I put on a comfortable dress and spent a little time with Jordan straightening up, eating a snack, and putting out the birth food for everyone to eat while we waited. Suzi watched Cinderella as Jordan and I talked and worked. We were so excited to meet our son, and so happy that Jordan was around to share in the early birthing time. For Ivey's birth, he'd arrived home from work just an hour or so before I started pushing.
It was around 4:00 when Carey, Jenn and Crystal, a midwife apprentice who is also our Creighton Model instructor, arrived all at once. Carey and Crystal began setting up their supplies, and in the sudden flurry of activity my pressure waves came to a halt. I began to worry that I'd made my calls too soon. These poor ladies might be stuck at my house all night. And this was my third baby, so you'd think I'd have a better idea of the timing! No one seemed worried about it, and once the setup was complete they sat in the living room and talked while I tried to start the rotisserie upstairs in the bedroom with Jordan and Suzi. (The rotisserie is a technique to get the baby into a favorable position for birth.) But when I lay down, nothing happened, so I decided we should go back downstairs and stay busy for a little while.

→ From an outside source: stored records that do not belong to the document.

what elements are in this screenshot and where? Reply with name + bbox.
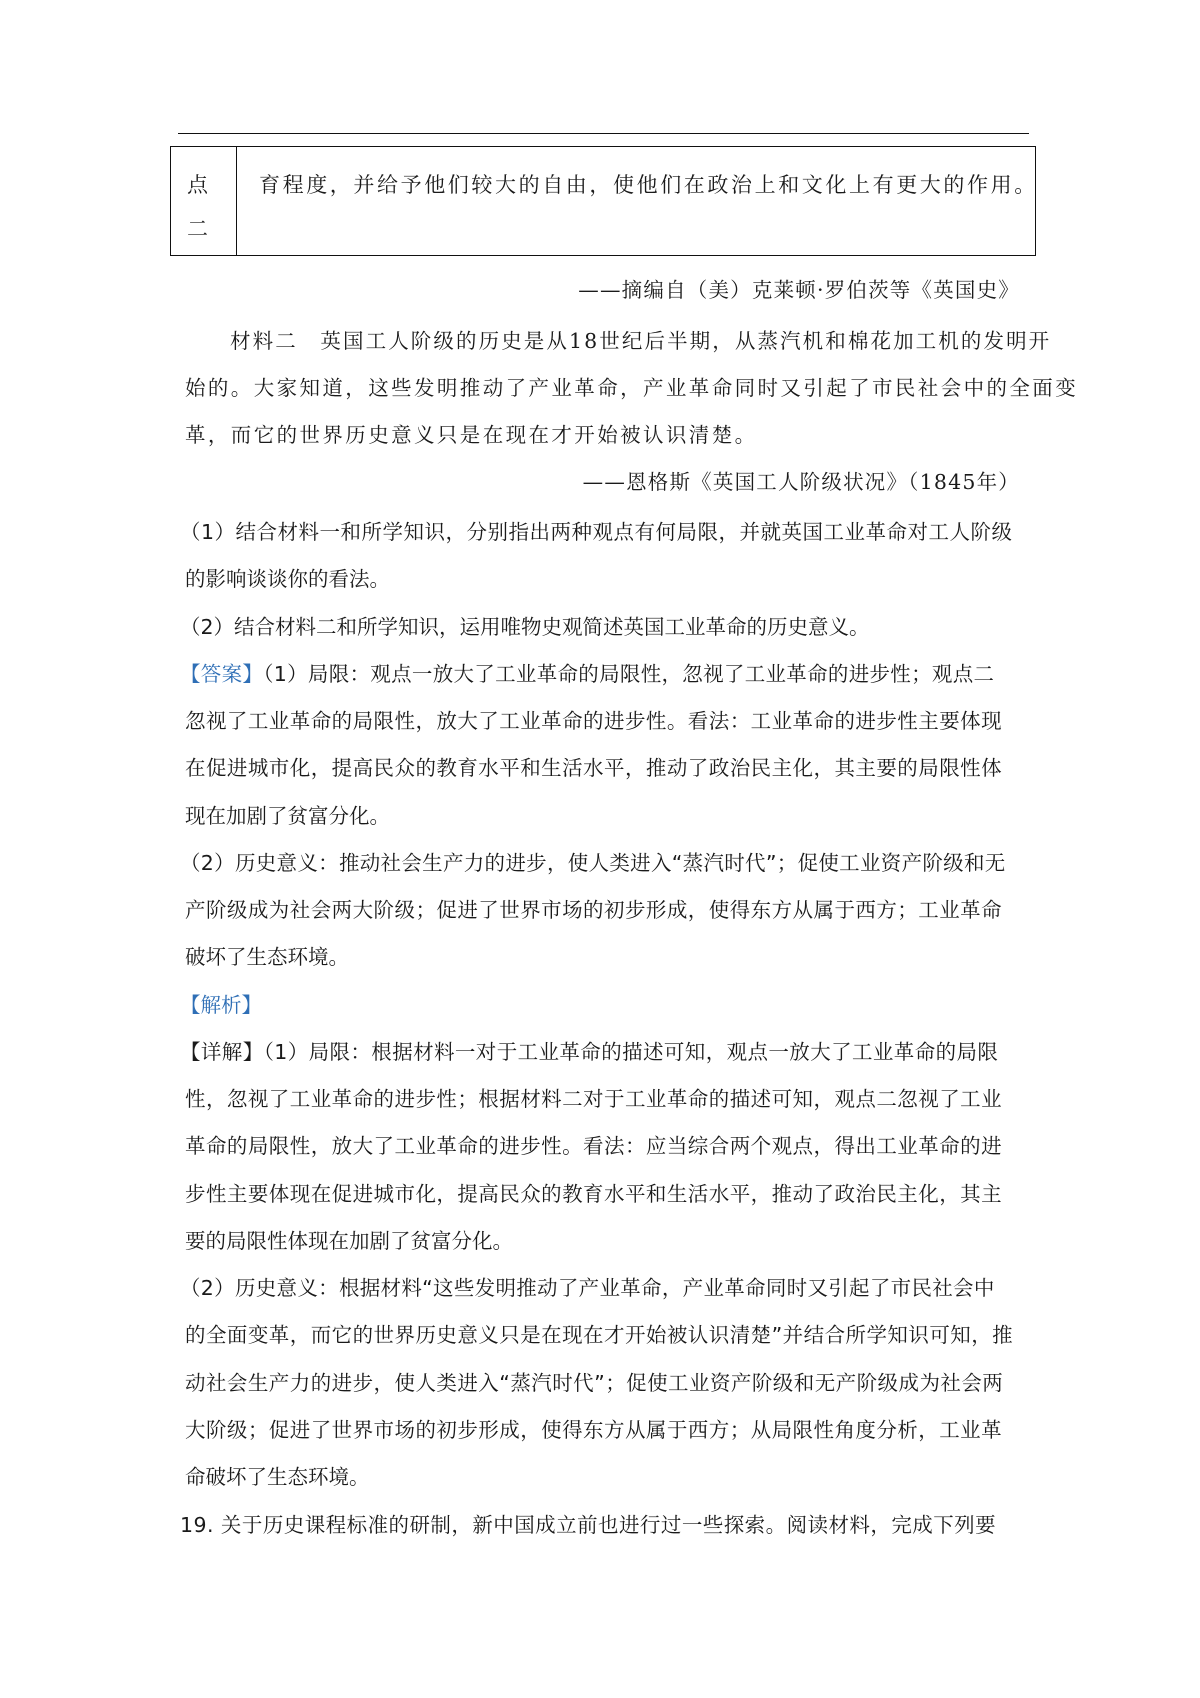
detail-line: 性，忽视了工业革命的进步性；根据材料二对于工业革命的描述可知，观点二忽视了工业	[185, 1087, 1003, 1111]
detail-line: 命破坏了生态环境。	[185, 1465, 370, 1489]
detail-text: （1）局限：根据材料一对于工业革命的描述可知，观点一放大了工业革命的局限	[263, 1040, 999, 1064]
table-content: 育程度，并给予他们较大的自由，使他们在政治上和文化上有更大的作用。	[259, 173, 1038, 197]
material-2-line: 始的。大家知道，这些发明推动了产业革命，产业革命同时又引起了市民社会中的全面变	[185, 376, 1079, 400]
analysis-tag: 【解析】	[180, 993, 262, 1017]
citation-2: ——恩格斯《英国工人阶级状况》（1845年）	[582, 470, 1020, 494]
question-1-line: 的影响谈谈你的看法。	[185, 567, 390, 591]
detail-line: （2）历史意义：根据材料“这些发明推动了产业革命，产业革命同时又引起了市民社会中	[180, 1276, 995, 1300]
answer-line: 现在加剧了贫富分化。	[185, 804, 390, 828]
material-2-line: 材料二 英国工人阶级的历史是从18世纪后半期，从蒸汽机和棉花加工机的发明开	[230, 329, 1052, 353]
table-label-char: 点	[187, 173, 208, 197]
answer-line-1	[180, 657, 994, 687]
answer-line: 忽视了工业革命的局限性，放大了工业革命的进步性。看法：工业革命的进步性主要体现	[185, 709, 1003, 733]
answer-text: （1）局限：观点一放大了工业革命的局限性，忽视了工业革命的进步性；观点二	[263, 662, 995, 686]
answer-line: 产阶级成为社会两大阶级；促进了世界市场的初步形成，使得东方从属于西方；工业革命	[185, 898, 1003, 922]
question-19: 19. 关于历史课程标准的研制，新中国成立前也进行过一些探索。阅读材料，完成下列要	[180, 1513, 997, 1537]
question-2: （2）结合材料二和所学知识，运用唯物史观简述英国工业革命的历史意义。	[180, 615, 870, 639]
material-table	[170, 146, 1036, 256]
question-1-line: （1）结合材料一和所学知识，分别指出两种观点有何局限，并就英国工业革命对工人阶级	[180, 520, 1013, 544]
detail-line-1	[180, 1035, 998, 1065]
table-label-char: 二	[187, 217, 208, 241]
material-2-line: 革，而它的世界历史意义只是在现在才开始被认识清楚。	[185, 423, 758, 447]
answer-line: 在促进城市化，提高民众的教育水平和生活水平，推动了政治民主化，其主要的局限性体	[185, 756, 1003, 780]
detail-tag: 【详解】	[180, 1040, 264, 1064]
header-rule	[178, 133, 1029, 134]
detail-line: 要的局限性体现在加剧了贫富分化。	[185, 1229, 513, 1253]
detail-line: 动社会生产力的进步，使人类进入“蒸汽时代”；促使工业资产阶级和无产阶级成为社会两	[185, 1371, 1004, 1395]
detail-line: 的全面变革，而它的世界历史意义只是在现在才开始被认识清楚”并结合所学知识可知，推	[185, 1323, 1014, 1347]
answer-line: （2）历史意义：推动社会生产力的进步，使人类进入“蒸汽时代”；促使工业资产阶级和无	[180, 851, 1006, 875]
answer-tag: 【答案】	[180, 662, 264, 686]
answer-line: 破坏了生态环境。	[185, 945, 349, 969]
detail-line: 革命的局限性，放大了工业革命的进步性。看法：应当综合两个观点，得出工业革命的进	[185, 1134, 1003, 1158]
citation-1: ——摘编自（美）克莱顿·罗伯茨等《英国史》	[578, 278, 1020, 302]
detail-line: 步性主要体现在促进城市化，提高民众的教育水平和生活水平，推动了政治民主化，其主	[185, 1182, 1003, 1206]
detail-line: 大阶级；促进了世界市场的初步形成，使得东方从属于西方；从局限性角度分析，工业革	[185, 1418, 1003, 1442]
table-label-cell	[171, 147, 237, 255]
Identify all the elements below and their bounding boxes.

My go-to technique for getting through a pressure wave (photo by Jenn)
We started by baking some brownies and working on a little laundry. It worked! My pressure waves came back and started to get stronger and longer. While we were running around in the kitchen we timed a few of them and they were about a minute long and 4-5 minutes apart. When I felt one coming, I'd lean on the counter and sway until it started to go away. Things were still so casual I decided we should make some buttercream frosting and ice Robert's birthday cake we'd made the day before. When I started working on it, Jordan said "we are NOT making frosting for a cake right now!" He thought it sounded ridiculous. But I told him we didn't have anything better to do.
My midwife Carey helps with the frosting (also by Jenn)
At this point everyone was in the kitchen helping with the cake. Suzi wanted to ice the cake herself. She thought blue would be a good color for decorating, and I only put the words on before letting her finish up. She then added blue sprinkles. We finished the cake at about 5:50 pm. By that time the pressure waves were feeling intense and getting more regular. I was finally starting to feel a sense of urgency. We wrapped things up in the kitchen and headed upstairs to our peaceful birthing space.